The cash should be enough to get them started on Copper King and Keystone, but they will undoubtedly have to raise capital in the next 12 months (all gold juniors are serial capital raisers, it just comes with the territory). I’m not too worried about that though. Given the pedigree of management and the location of the Keystone project, I think they can raise cash without crashing the stock price.
Quite honestly, the $36 million market cap does not seem unreasonable to me. While it was years ago and exact details evade me, I am pretty sure that when I bought into Gold Standard it was with a $50 million market capitalization. And Gold Standard did not have a second property with an M&I resource and PEA assessment valued at more than 3x its market capitalization.
On the other hand, $36 million is not incredibly cheap in an absolute sense of what you want to pay for an early stage exploration company. I am positive you can find scores of gold juniors trading for a few million bucks. But none of those companies boasts the team or location that US Gold has and none of them are going to be able to raise capital with the ease that I am sure this team will. I am inclined to agree with my podcast host that the stock has thus far been overlooked by investors.
Nevertheless the fact is that this is a pure speculation. Keystone may not work out. The probability of failure for the initial drill program even if there is a deposit somewhere under the ground is likely greater than the probability of success. Consider that they are going to punch 20 or 30 4” holes into a 15 square mile land package. Its easy to miss.
In the face of such odds you just have to look for situations where there are as many factors in your favor as possible. US Gold has a lot going for it. It has a management team that is very familiar with the area, Mathewson has already discovered a number of deposits with the exact geology they are prospecting for here in the same area and on the same trend, and they have a land package bearing favorably geology to these other discoveries. You can’t line up your target much better than this. It still might miss, but those would just be the breaks. And if it hits, there is no question it will be a multi-bagger.
Hi Lsigurd, I asked a Q about USAU over on your newest article, but probably should have asked it here.
Is their memory products subsid providing or subtracting cashflow for the USAU parent?
Have had trouble finding financials for USAU, get blank pages on sites. such as https://finance.yahoo.com/quote/USAU/financials?p=USAU
Ah found it on their website:
Revenues year ending Apr. 30, 2017 $ 17,402,000
Apr. 30, 2016 $ 25,182,000
Net cash used in operating activities 1yr ,000s
(218) 2017 (489) 2016
OK so it looks like memory part has $17 mill rev and is a little below breakeven. So you’re mentioned $30 million seems to be for 2015? ending in April?
That seems a big deal if it was making a million a year in cashflow that would be great for overall company. Do you have any opinion of whether memory side can make a profit?
You mentioned you saw it on a stock promotion. I have read other places that even though geologist Mathewson is obviously for real and good, that this is a promoted stock and the other upper management is sleazy stock promoters. Any thoughts on that?

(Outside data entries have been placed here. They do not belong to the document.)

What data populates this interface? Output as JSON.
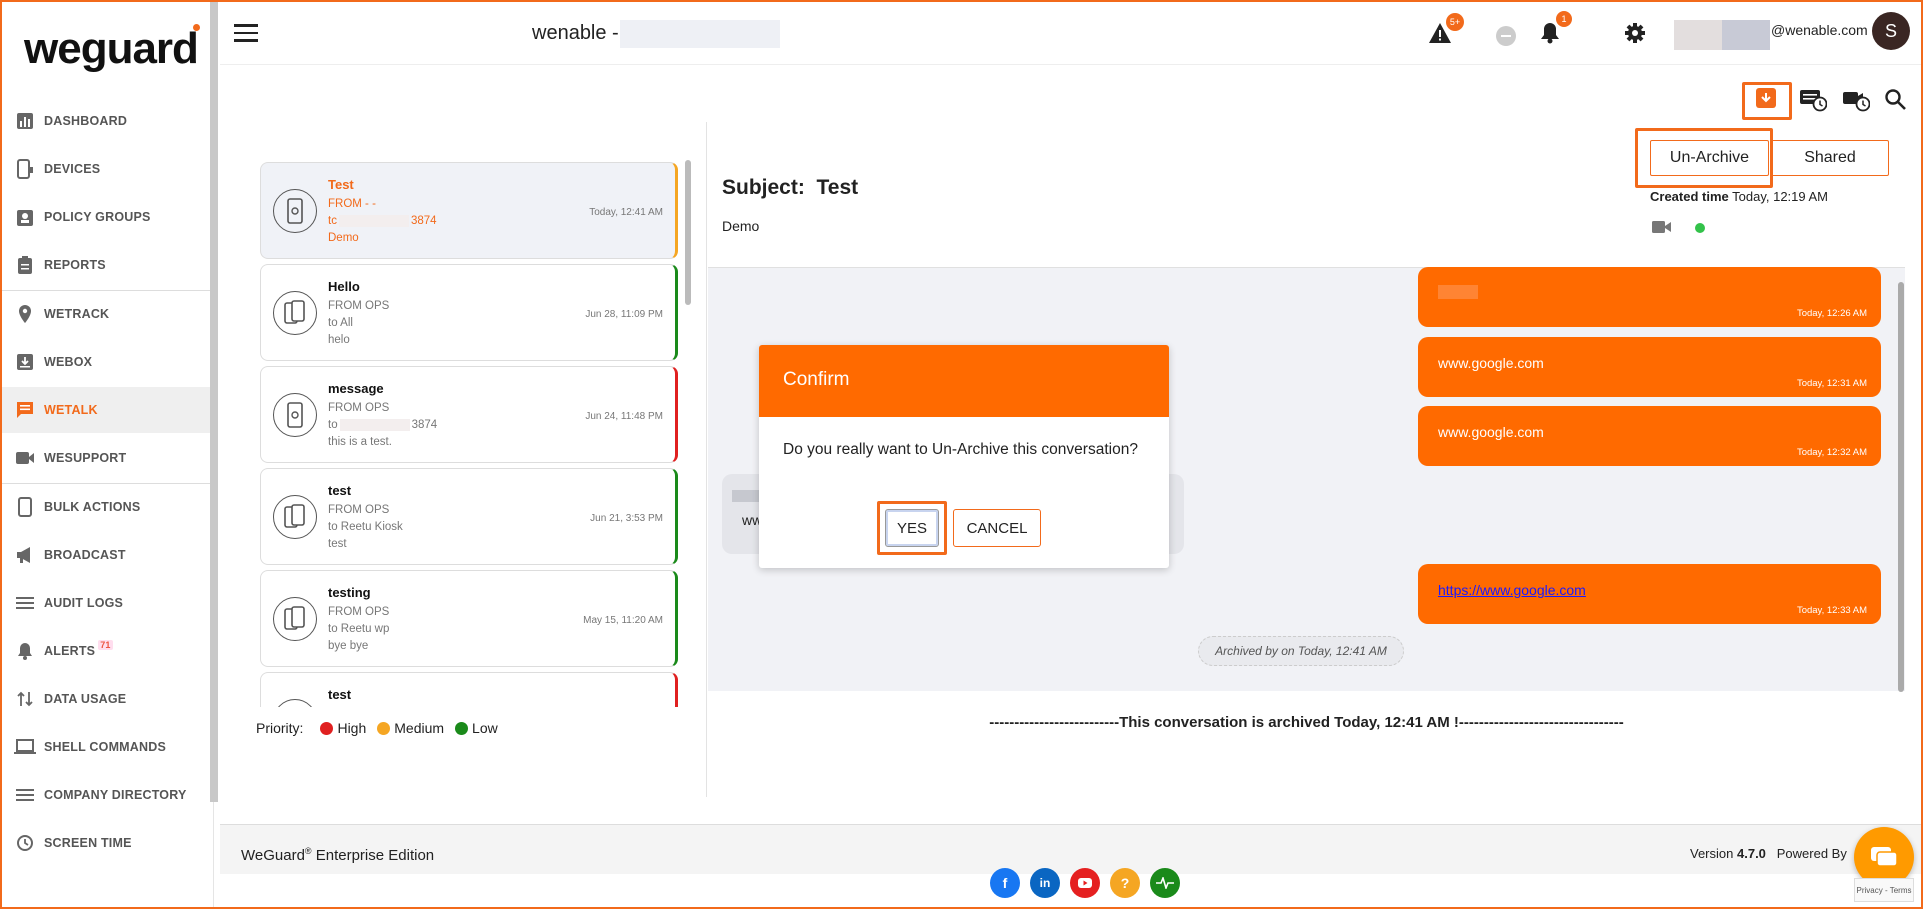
{
  "brand": {
    "logo": "weguard"
  },
  "sidebar": {
    "items": [
      {
        "label": "DASHBOARD",
        "icon": "dashboard-icon"
      },
      {
        "label": "DEVICES",
        "icon": "devices-icon"
      },
      {
        "label": "POLICY GROUPS",
        "icon": "policy-groups-icon"
      },
      {
        "label": "REPORTS",
        "icon": "reports-icon"
      },
      {
        "label": "WETRACK",
        "icon": "location-pin-icon"
      },
      {
        "label": "WEBOX",
        "icon": "webox-icon"
      },
      {
        "label": "WETALK",
        "icon": "chat-icon"
      },
      {
        "label": "WESUPPORT",
        "icon": "video-camera-icon"
      },
      {
        "label": "BULK ACTIONS",
        "icon": "phone-icon"
      },
      {
        "label": "BROADCAST",
        "icon": "megaphone-icon"
      },
      {
        "label": "AUDIT LOGS",
        "icon": "list-icon"
      },
      {
        "label": "ALERTS",
        "icon": "alert-bell-icon",
        "badge": "71"
      },
      {
        "label": "DATA USAGE",
        "icon": "data-arrows-icon"
      },
      {
        "label": "SHELL COMMANDS",
        "icon": "laptop-icon"
      },
      {
        "label": "COMPANY DIRECTORY",
        "icon": "directory-icon"
      },
      {
        "label": "SCREEN TIME",
        "icon": "history-icon"
      }
    ]
  },
  "topbar": {
    "org": "wenable -",
    "warning_badge": "5+",
    "bell_badge": "1",
    "email_suffix": "@wenable.com",
    "avatar_initial": "S"
  },
  "conversations": [
    {
      "title": "Test",
      "from": "FROM - -",
      "to": "tc",
      "to_suffix": "3874",
      "msg": "Demo",
      "date": "Today, 12:41 AM"
    },
    {
      "title": "Hello",
      "from": "FROM OPS",
      "to": "to All",
      "to_suffix": "",
      "msg": "helo",
      "date": "Jun 28, 11:09 PM"
    },
    {
      "title": "message",
      "from": "FROM OPS",
      "to": "to",
      "to_suffix": "3874",
      "msg": "this is a test.",
      "date": "Jun 24, 11:48 PM"
    },
    {
      "title": "test",
      "from": "FROM OPS",
      "to": "to Reetu Kiosk",
      "to_suffix": "",
      "msg": "test",
      "date": "Jun 21, 3:53 PM"
    },
    {
      "title": "testing",
      "from": "FROM OPS",
      "to": "to Reetu wp",
      "to_suffix": "",
      "msg": "bye bye",
      "date": "May 15, 11:20 AM"
    },
    {
      "title": "test",
      "from": "",
      "to": "",
      "to_suffix": "",
      "msg": "",
      "date": ""
    }
  ],
  "priority": {
    "label": "Priority:",
    "high": "High",
    "medium": "Medium",
    "low": "Low",
    "colors": {
      "high": "#e02020",
      "medium": "#f5a623",
      "low": "#1a8a1a"
    }
  },
  "detail": {
    "subject_label": "Subject:",
    "subject": "Test",
    "sub": "Demo",
    "unarchive": "Un-Archive",
    "shared": "Shared",
    "created_label": "Created time",
    "created_value": "Today, 12:19 AM"
  },
  "messages": [
    {
      "text": "",
      "time": "Today, 12:26 AM"
    },
    {
      "text": "www.google.com",
      "time": "Today, 12:31 AM"
    },
    {
      "text": "www.google.com",
      "time": "Today, 12:32 AM"
    },
    {
      "text": "https://www.google.com",
      "time": "Today, 12:33 AM"
    }
  ],
  "incoming_partial": "ww",
  "archived_chip": "Archived by on Today, 12:41 AM",
  "archived_banner": "--------------------------This conversation is archived Today, 12:41 AM !---------------------------------",
  "dialog": {
    "title": "Confirm",
    "body": "Do you really want to Un-Archive this conversation?",
    "yes": "YES",
    "cancel": "CANCEL"
  },
  "footer": {
    "edition": "WeGuard",
    "reg": "®",
    "edition_suffix": " Enterprise Edition",
    "version_label": "Version",
    "version": "4.7.0",
    "powered": "Powered By",
    "recaptcha": "Privacy - Terms"
  },
  "colors": {
    "accent": "#ff6a00",
    "facebook": "#1877f2",
    "linkedin": "#0a66c2",
    "youtube": "#e52020",
    "help": "#f5a623",
    "green": "#1a8a1a"
  }
}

Concept wise this does sound good, and I do have geology background. However sleazy management is something try and avoid.

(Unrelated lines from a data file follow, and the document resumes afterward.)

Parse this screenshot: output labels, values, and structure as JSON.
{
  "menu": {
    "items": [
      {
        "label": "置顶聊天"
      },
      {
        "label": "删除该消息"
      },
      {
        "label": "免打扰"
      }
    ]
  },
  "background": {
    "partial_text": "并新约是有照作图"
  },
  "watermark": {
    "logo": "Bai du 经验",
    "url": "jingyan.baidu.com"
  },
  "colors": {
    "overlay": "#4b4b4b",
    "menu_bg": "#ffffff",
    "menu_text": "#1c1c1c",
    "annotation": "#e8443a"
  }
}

You recently bot Gran Colombia, which is large position for me. JMHO the most overlooked gold miner there is, could 5 or even 10 bag.
For a company similar to USAU suggest looking at GRG.v. Made a 27 bagger off of Claude Res, and this is same mang team next company after selling to SSRI. have a small position as they are a few years from production, but trust the team and deposit looks good.
Thank you for doing this blog. Like you am thinking the market may be topping, but still some good values out there.